We see this as the beginnings of what will turn into an interesting product set.
– David Chalmers, HP

"We see this as the beginnings of what will turn into an interesting product set," David Chalmers, HP's chief technology officer for the UK and Ireland, told ZDNet UK. "It's very much something that we see as being a complement to and not replacement of our existing business."

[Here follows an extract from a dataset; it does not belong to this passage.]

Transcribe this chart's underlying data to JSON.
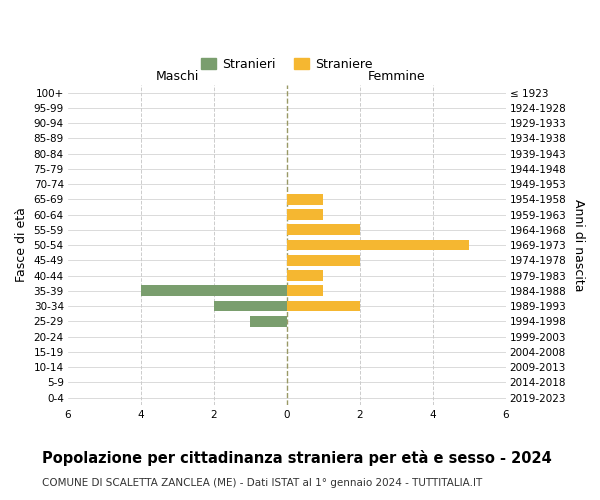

The company plans to follow Redstone with similar microservers based on Intel and AMD processors next year, according to Chalmers.

"The HP-designed system contains 288 Calxeda servers in a single 7-inch chassis," noted Calxeda's Evans. "A single rack of HP's Calxeda servers delivers the throughput of nearly 800 traditional servers, and dramatically simplifies the infrastructure needed to hook them all together and manage the cluster."

HP's server design bears similarities, apart from chip architecture, to high-density and low-power servers made by SeaMicro.

Calxeda's disadvantage is that, unlike with smartphones, ARM is not a dominant architecture in servers, so not all server applications are designed for it. Because of this, it could face strong competition from x86 incumbents such as Dell, which resells SeaMicro.

"The Calxeda/HP announcement is further validation of the increasing importance of the microserver market," Andrew Feldman, the chief executive of SeaMicro, told ZDNet UK. "While we applaud Calxeda's execution, and are pleased to see HP entering this crucial market segment, customers have told us they have a marked preference for 64-bit solutions with more DRAM, and also servers that come with a more robust software ecosystem."

Calxeda expects samples of EnergyCore to reach manufacturers in the latter half of 2011 and they should become generally available in the first half of 2012. Prices were not disclosed.